誰カ私ノ声ヲ
広大な部屋の中央に、少女が一人。真っ黒な壁、出口などどこにもなく足元には幾重にも重ねられた隷属の魔術が広がる。霧のように、波のように寄せては引いていく黒い魔力が意識を蝕んでいく。
「あ……」
ぷつりと、縁が一つ途絶えた。すべてを諦めた暗い表情に悲しみが混じる。
ヘマをした、捕まった、使い捨ての存在を助けようとしたのは一人しか居なかった、それもまた同じ存在で。それでも、こんな空間に巻き込んで老いもせず空腹も感じず、孤独の苦しみの中で果てていくという状況に巻き込みたくなくて、突き放した。
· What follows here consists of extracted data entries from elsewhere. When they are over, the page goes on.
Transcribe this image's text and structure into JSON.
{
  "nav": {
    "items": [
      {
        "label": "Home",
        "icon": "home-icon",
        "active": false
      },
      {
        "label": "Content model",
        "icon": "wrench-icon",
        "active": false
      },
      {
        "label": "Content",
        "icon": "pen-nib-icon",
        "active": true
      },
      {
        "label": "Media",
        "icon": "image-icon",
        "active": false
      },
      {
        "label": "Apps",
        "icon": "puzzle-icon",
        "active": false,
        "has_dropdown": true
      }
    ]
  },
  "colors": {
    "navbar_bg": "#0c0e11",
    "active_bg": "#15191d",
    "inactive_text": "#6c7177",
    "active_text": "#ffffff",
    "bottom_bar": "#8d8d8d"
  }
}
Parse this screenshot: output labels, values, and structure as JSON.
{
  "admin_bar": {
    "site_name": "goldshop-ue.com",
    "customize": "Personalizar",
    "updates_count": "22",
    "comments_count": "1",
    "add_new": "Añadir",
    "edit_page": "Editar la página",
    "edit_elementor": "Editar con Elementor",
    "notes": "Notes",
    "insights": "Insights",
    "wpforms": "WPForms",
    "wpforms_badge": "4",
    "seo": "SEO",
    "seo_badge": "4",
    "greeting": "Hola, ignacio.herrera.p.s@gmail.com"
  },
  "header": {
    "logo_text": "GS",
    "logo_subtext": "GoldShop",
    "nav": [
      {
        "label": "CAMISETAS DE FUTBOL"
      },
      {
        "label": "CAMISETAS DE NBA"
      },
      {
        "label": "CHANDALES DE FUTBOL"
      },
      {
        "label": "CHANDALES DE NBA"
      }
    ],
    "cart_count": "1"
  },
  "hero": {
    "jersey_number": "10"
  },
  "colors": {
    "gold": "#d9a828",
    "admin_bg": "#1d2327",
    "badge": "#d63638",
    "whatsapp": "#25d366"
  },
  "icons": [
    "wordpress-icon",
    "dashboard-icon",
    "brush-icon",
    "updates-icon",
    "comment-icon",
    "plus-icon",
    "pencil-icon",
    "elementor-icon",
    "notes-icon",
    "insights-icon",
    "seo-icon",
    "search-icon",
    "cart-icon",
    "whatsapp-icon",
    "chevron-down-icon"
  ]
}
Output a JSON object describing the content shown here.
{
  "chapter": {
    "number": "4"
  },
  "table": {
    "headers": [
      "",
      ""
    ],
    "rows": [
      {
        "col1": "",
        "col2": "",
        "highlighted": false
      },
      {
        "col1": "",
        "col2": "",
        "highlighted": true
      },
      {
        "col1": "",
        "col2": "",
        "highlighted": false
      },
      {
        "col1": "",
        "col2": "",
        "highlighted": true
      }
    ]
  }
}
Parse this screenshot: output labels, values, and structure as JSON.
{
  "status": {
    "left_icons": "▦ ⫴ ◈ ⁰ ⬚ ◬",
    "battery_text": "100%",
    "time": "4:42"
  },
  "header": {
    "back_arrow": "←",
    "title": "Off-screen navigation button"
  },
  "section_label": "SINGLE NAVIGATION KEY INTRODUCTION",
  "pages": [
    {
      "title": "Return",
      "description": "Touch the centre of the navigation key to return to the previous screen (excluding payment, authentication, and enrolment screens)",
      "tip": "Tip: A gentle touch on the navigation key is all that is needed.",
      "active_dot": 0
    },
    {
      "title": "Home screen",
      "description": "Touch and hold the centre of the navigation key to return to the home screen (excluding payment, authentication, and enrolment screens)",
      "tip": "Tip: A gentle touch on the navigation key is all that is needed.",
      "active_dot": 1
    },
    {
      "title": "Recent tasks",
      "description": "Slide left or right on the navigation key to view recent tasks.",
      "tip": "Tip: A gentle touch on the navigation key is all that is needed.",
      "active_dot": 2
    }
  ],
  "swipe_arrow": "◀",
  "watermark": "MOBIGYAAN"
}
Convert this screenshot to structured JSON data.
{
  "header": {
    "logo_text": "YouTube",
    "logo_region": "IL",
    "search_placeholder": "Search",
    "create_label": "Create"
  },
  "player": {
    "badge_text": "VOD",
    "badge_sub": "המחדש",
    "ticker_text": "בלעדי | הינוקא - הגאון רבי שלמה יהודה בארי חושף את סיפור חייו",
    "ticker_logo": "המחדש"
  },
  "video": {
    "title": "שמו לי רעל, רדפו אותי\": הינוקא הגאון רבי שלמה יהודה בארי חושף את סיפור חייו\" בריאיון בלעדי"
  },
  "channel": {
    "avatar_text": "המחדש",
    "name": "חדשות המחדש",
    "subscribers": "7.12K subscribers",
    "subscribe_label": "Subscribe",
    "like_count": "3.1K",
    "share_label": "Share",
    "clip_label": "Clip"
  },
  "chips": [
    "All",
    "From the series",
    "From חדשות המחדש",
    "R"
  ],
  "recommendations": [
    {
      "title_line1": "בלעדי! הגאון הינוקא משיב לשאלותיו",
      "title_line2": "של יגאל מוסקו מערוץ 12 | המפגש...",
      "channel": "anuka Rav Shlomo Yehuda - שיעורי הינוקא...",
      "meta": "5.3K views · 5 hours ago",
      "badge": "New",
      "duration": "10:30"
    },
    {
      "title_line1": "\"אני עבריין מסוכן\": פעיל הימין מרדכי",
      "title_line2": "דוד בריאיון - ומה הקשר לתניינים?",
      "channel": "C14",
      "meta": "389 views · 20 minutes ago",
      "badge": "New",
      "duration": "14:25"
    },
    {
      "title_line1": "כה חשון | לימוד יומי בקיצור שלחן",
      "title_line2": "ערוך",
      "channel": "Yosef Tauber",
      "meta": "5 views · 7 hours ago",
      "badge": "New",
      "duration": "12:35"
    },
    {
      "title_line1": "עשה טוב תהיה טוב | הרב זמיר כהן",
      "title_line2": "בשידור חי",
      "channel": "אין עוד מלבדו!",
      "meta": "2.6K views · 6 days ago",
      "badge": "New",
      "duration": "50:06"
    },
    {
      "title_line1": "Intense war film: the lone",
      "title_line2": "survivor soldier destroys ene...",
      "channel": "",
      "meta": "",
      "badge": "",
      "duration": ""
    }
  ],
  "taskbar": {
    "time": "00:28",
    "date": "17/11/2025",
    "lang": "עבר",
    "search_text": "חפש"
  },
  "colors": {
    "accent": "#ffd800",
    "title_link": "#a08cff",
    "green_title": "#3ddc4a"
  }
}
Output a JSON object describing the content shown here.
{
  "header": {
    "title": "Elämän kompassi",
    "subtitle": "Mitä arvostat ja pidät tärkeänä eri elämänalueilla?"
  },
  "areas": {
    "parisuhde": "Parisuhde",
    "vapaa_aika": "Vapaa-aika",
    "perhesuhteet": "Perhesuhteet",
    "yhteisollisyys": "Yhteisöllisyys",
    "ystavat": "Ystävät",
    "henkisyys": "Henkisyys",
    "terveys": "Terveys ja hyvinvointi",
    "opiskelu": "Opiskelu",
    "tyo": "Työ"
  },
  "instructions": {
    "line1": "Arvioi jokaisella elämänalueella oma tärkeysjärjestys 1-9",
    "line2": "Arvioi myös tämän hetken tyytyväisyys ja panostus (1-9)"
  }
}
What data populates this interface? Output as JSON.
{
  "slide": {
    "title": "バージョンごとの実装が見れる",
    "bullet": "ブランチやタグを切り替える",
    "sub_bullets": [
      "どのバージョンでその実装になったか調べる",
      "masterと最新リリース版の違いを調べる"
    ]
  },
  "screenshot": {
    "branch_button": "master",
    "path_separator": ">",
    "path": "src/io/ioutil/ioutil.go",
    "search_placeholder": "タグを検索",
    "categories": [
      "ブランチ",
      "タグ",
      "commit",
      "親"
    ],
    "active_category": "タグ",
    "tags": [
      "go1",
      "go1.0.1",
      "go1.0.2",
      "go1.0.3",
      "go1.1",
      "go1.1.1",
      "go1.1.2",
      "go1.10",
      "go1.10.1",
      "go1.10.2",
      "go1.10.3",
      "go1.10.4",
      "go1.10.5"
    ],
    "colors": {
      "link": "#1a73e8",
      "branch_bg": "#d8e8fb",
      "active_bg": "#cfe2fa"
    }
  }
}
魔力の許容量は凡人よりも少なく、小規模の魔術の使用にも体が耐えられず、しかし構築できる術の規模は桁外れに大きくそこに目をつけられて〝神殿〟での戦闘の最中捉えられた。
今では自分という存在を装置として、その使用を巡って外では長い戦争が続いているようだ。だがそれを捉え続け、知らせてくれていた縁が消えた。
そう簡単にやられるほど弱くないはずなのに。いざとなれば完全に気配を消して逃げることも、いつの間にか懐に飛び込んでいて喉元に刃を突き立てることも出来るはずなのに。
「ふぅ……」
少女は吐息を漏らし、そして唇を引き絞った。
「もういちど」
極小規模の術式を大量に並列起動して、辺りには有り余る魔力がある。すべてを引き寄せて、再構築していく。
自分はこの世界の管理を任された存在。ありきたりに言えば〝神〟なのだろう。それがどうしてこんなところに閉じ込められて終焉を待たなければいけない?
「とどけて、もうあきらめるから、あなたもあきらめて」
黒い人型が発生した。
その目覚めは、無機なものだ。眠っていた意識が目覚めたのではなく、予め情報の入力された装置が起動した。そう言った方がしっくりくる。